Reduce the query time range and data volume

  • The larger the time range, the slower the query. If you query data within a year or a month, data is computed by day. Therefore, you can reduce the time range for faster computing.
  • The larger the data volume, the slower the query. Reduce the amount of data to be queried as much as possible.

Repeat queries multiple times

If you find that the result of a query is inaccurate, you can repeat the query multiple times. During each query, the underlying acceleration mechanism makes full use of the previous query result for analysis. Therefore, multiple queries make the query result more accurate.

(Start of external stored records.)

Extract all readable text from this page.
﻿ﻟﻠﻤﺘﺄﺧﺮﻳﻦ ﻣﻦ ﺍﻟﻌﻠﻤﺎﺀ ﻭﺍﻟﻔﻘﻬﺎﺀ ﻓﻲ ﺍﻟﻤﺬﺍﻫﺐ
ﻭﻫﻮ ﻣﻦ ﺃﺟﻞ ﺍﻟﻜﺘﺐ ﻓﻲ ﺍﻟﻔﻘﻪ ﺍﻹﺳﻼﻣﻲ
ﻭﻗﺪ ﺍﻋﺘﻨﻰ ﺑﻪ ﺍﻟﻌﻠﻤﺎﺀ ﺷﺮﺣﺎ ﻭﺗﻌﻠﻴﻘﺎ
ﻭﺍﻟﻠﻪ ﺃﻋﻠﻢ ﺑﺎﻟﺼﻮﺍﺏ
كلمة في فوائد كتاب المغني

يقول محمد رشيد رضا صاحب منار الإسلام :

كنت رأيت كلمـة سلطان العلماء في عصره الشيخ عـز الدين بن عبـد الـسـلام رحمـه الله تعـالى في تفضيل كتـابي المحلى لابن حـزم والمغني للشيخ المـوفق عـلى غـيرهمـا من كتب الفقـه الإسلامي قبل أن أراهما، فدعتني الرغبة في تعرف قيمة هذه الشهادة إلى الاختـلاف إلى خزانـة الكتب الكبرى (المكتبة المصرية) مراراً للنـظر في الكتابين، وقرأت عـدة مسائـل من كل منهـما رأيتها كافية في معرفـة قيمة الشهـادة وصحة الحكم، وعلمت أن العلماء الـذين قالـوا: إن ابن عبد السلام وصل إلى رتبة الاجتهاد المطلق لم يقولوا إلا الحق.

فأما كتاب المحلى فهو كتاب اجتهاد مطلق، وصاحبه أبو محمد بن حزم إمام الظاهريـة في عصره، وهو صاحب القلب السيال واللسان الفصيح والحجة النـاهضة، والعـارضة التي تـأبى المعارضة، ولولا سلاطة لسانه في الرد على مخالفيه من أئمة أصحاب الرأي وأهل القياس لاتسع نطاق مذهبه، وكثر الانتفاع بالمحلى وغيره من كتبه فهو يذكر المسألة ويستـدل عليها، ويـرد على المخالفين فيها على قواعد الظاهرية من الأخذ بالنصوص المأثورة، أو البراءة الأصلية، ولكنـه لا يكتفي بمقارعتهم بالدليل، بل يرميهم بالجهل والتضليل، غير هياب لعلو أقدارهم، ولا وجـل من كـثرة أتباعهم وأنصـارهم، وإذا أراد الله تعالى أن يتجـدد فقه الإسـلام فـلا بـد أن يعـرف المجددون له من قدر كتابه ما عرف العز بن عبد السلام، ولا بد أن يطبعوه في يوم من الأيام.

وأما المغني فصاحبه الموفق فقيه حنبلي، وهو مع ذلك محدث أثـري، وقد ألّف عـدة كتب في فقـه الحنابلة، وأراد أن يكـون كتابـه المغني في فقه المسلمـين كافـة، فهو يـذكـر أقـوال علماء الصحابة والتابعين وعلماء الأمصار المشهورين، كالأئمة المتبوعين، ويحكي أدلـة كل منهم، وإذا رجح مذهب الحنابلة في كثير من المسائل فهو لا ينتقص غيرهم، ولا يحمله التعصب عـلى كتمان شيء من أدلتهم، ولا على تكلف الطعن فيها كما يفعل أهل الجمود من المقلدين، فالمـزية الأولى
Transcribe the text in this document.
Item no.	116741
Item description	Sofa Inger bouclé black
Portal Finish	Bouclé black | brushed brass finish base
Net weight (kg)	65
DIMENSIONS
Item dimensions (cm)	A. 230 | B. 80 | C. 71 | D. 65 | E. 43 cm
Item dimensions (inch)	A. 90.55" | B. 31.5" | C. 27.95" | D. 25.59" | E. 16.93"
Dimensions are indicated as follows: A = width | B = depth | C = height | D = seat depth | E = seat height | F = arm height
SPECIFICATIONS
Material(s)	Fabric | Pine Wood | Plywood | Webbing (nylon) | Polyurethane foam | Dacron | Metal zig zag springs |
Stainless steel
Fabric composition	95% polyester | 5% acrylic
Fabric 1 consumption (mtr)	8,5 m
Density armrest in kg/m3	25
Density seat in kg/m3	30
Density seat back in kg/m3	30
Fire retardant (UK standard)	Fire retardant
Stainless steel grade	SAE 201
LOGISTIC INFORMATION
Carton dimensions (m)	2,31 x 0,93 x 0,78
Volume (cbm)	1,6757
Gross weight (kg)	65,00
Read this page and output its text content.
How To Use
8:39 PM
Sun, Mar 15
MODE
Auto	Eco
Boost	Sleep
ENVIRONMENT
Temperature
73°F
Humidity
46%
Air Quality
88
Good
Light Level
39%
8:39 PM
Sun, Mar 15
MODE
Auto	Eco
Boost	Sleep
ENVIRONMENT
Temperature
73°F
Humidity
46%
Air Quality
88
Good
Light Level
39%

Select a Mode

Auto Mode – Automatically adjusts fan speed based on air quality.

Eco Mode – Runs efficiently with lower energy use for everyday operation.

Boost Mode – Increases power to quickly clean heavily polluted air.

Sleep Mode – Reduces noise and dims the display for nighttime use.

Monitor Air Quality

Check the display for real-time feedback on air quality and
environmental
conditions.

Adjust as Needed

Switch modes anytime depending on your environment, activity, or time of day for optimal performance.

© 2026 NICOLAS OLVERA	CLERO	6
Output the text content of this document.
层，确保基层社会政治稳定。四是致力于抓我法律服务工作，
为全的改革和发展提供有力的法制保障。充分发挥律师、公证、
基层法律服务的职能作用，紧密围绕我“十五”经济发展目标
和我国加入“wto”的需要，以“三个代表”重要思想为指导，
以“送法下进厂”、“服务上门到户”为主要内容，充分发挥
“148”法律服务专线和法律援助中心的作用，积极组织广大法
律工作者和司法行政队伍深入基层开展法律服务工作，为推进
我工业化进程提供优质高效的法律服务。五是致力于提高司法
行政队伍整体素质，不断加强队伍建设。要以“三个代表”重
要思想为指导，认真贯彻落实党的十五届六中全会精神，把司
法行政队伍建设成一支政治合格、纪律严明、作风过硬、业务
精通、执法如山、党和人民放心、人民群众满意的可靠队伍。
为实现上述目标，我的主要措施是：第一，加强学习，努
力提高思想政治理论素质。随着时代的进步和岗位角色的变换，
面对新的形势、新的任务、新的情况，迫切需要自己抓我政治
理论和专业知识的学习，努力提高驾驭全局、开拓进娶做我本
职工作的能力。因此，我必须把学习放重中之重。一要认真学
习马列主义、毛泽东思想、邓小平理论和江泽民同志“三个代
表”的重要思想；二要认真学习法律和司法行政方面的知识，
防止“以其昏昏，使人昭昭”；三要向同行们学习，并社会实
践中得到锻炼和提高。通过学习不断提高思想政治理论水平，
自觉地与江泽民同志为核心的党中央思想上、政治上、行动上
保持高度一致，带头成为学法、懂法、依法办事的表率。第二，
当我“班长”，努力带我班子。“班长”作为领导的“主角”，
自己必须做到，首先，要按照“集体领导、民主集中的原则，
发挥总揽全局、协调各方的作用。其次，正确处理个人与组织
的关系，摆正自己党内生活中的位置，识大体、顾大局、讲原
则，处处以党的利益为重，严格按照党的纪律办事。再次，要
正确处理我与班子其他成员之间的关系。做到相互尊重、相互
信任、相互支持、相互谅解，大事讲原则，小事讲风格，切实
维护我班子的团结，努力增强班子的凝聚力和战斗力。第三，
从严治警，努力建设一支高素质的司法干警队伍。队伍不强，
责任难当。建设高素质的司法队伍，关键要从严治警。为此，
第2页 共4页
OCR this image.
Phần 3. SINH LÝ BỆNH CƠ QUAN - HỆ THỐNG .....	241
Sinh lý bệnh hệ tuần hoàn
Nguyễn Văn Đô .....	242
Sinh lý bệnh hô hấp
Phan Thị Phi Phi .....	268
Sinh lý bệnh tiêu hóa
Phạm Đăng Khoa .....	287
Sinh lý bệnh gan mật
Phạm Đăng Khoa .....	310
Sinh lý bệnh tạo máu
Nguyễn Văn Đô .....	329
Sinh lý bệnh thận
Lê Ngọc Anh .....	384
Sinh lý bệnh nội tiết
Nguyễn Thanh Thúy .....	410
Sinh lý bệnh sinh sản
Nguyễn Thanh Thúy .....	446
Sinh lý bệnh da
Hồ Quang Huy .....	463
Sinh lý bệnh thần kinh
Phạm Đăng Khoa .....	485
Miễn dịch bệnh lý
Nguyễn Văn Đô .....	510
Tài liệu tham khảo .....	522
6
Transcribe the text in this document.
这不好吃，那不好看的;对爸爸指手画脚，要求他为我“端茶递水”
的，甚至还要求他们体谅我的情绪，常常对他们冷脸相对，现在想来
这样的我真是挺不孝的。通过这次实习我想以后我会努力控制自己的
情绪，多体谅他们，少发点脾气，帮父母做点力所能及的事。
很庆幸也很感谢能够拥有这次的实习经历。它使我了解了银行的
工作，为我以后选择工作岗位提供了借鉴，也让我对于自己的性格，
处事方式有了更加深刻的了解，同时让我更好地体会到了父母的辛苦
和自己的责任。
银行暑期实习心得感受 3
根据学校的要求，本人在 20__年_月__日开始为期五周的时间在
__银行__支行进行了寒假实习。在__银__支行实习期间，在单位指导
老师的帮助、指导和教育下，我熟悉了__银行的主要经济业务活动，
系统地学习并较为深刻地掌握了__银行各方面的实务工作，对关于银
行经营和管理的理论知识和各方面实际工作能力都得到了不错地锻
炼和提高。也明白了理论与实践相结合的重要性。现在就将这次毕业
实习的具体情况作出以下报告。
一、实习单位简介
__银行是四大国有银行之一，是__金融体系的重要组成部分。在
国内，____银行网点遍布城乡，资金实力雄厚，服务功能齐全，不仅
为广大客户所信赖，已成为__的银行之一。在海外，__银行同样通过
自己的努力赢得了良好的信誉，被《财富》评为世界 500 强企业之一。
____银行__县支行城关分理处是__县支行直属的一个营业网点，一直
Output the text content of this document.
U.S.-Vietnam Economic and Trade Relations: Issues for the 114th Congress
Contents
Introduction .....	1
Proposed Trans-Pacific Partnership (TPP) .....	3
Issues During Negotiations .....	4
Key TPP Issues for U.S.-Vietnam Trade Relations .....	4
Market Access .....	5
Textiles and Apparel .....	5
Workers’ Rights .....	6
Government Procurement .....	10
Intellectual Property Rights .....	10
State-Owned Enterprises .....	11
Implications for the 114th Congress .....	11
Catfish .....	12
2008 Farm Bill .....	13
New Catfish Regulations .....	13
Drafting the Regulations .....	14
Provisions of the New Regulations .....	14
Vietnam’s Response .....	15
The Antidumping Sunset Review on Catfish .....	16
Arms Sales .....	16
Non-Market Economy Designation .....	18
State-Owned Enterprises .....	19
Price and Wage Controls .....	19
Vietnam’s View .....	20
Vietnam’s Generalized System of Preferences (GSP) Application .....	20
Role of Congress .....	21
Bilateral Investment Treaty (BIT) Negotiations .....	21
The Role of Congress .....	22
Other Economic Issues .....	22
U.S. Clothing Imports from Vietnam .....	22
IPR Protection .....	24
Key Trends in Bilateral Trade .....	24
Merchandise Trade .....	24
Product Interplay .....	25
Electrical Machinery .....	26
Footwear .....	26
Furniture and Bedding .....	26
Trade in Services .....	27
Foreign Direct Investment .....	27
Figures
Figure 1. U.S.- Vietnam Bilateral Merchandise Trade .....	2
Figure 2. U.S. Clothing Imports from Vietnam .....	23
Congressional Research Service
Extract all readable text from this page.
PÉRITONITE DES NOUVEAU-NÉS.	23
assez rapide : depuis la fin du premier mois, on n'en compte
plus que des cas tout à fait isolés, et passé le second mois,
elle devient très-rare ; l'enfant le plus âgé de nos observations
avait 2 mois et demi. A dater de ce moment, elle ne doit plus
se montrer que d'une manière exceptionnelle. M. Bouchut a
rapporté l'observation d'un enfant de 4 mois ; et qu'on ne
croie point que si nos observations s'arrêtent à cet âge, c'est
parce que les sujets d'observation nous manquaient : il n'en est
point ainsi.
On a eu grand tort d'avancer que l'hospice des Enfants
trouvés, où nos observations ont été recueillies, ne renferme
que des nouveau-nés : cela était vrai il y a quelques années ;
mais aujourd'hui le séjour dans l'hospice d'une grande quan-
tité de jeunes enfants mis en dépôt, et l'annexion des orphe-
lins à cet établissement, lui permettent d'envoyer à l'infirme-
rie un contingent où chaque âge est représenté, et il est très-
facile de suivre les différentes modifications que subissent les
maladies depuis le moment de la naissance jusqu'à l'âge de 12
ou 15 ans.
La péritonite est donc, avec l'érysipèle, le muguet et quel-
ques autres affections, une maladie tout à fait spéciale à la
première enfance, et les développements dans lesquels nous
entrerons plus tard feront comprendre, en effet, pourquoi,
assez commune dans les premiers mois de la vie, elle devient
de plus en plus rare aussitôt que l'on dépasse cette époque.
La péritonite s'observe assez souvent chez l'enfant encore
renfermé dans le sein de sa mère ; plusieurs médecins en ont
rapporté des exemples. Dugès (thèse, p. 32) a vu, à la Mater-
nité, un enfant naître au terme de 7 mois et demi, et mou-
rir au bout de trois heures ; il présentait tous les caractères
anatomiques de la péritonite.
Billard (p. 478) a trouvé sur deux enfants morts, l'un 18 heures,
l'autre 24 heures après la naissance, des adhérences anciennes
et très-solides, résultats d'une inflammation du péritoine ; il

Optimize the SQL statement for query

A time-consuming query statement has the following characteristics:
  • Runs GROUP BY on string columns.
  • Runs GROUP BY on more than five columns of fields.
  • Includes the operation that generates strings.
You can use the following methods to optimize the query statement:
  • Avoid any operation that generates strings if possible.
    • If you use the date_format function to generate a formatted timestamp, the query efficiency is low.
      * | select date_format(from_unixtime(__time__) , '%H_%i') as t, count(1) group by t
    • If you use the substr() method, strings are generated. We recommend that you use the date_trunc or time_series function to analyze timestamps.
  • Avoid running GROUP BY on string columns if possible.
    Running GROUP BY on strings may result in a large number of hash calculations, which account for more than 50% of total calculations. For example:
    * | select count(1) as pv , date_trunc('hour',__time__) as time group by time
    * | select count(1) as pv , from_unixtime(__time__-__time__%3600) as time group by __time__-__time__%3600
    Both query 1 and query 2 calculate the log count per hour. However, query 1 converts the time into a string, for example, 2017-12-12 00:00:00, and then runs GROUP BY on this string. Query 2 calculates the on-the-hour time value, runs GROUP BY on the result, and then converts the value into a string. Query 1 is less efficient than query 2 because the former one needs to hash strings.
  • List fields alphabetically based on the initial letter when running GROUP BY on multiple columns.
    For example, there are 13 provinces with 100 million users.
    Fast: * | select province,uid,count(1)groupby province,uid
    Slow: * | select province,uid,count(1)groupby uid,province
  • Use estimating functions.
    Estimating functions provide much better performance than accurate calculation. Estimation achieves fast calculation by sacrificing accuracy to some acceptable extent.
    Fast: * |select approx_distinct(ip)
    Slow: * | select count(distinct(ip))
  • Retrieve only required columns in the SQL statement and avoid reading all columns if possible.
    Use the query syntax to retrieve all columns. To speed up calculation, retrieve only required columns in the SQL statement if possible.
    Fast: * |select a,b c 
    Slow: * |select*
  • Place non-GROUP BY columns in an aggregate function if possible.
    For example, a user ID exactly matches a username. Therefore, run GROUP BY on only userid instead of on both userid and username.
    Fast: * | select userid, arbitrary(username), count(1)groupby userid 
    Slow: * | select userid, username, count(1)groupby userid,username
  • Avoid using the IN operator if possible.
    Do not use the IN operator in SQL statements if possible. Instead, use the OR operator.
    Fast: key : a or key :b or key:c | select count(1)
    Slow: * | select count(1) where key in ('a','b')